On return from a successful wait call, status is nonzero, and the high byte of status contains the low byte of the argument to exit supplied by the child process; the low byte of status contains the termination status of the process. A more precise definition of the status word is given in <sys/wait.h>.
wait3 is an alternate interface that allows both non-blocking status collection and the collection of the status of children stopped by any means. The status parameter is defined as above. The options parameter is used to indicate the call should not block if there are no processes that have status to report (WNOHANG), and/or that children of the current process that are stopped due to a SIGTTIN, SIGTTOU, SIGTSTP, or SIGSTOP signal are eligible to have their status reported as well (WUNTRACED). A terminated child is discarded after it reports status, and a stopped process will not report its status more than once. If rusage is non-zero, a summary of the resources used by the terminated process and all its children is returned. (This information is currently not available for stopped processes.)

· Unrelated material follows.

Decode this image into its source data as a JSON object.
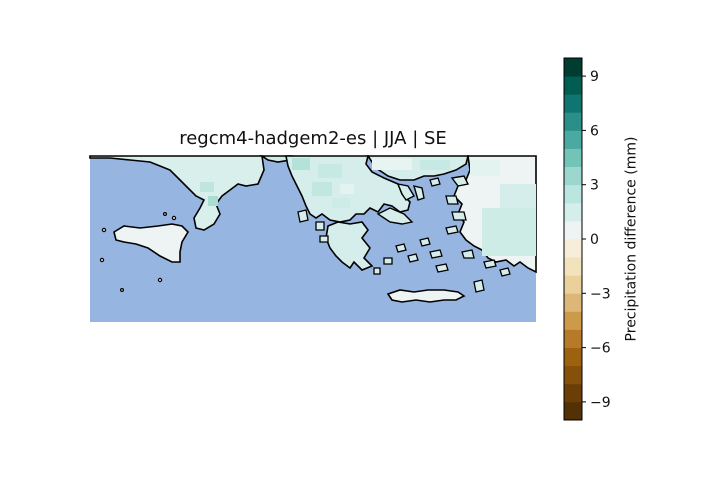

When the WNOHANG option is specified and no processes have status to report, wait3 returns a pid of 0. The WNOHANG and WUNTRACED options may be combined by or’ing the two values.
NOTES
See sigvec(2) for a list of termination statuses (signals); 0 status indicates normal termination. A special status (0177) is returned for a stopped process that has not terminated and can be restarted; see ptrace(2) and sigvec(2). If the 0200 bit of the termination status is set, a core image of the process was produced by the system.
If the parent process terminates without waiting on its children, the initialization process (process ID = 1) inherits the children.
wait and wait3 are automatically restarted when a process receives a signal while awaiting termination of a child process.
RETURN VALUE
If wait returns due to a stopped or terminated child process, the process ID of the child is returned to the calling process. Otherwise, a value of −1 is returned and errno is set to indicate the error.
wait3 returns −1 if there are no children not previously waited for; 0 is returned if WNOHANG is specified and there are no stopped or exited children.
ERRORS
wait will fail and return immediately if one or more of the following are true:
ECHILD The calling process has no existing unwaited-for child processes.
EFAULT The status or rusage arguments point to an illegal address.
The call is forced to terminate prematurely due to the arrival of a signal whose.SM SV_INTERRUPT
bit in sv_flags is set (see sigvec(2)). signal(3V), in the System V compatibility library, sets this bit for any signal it catches.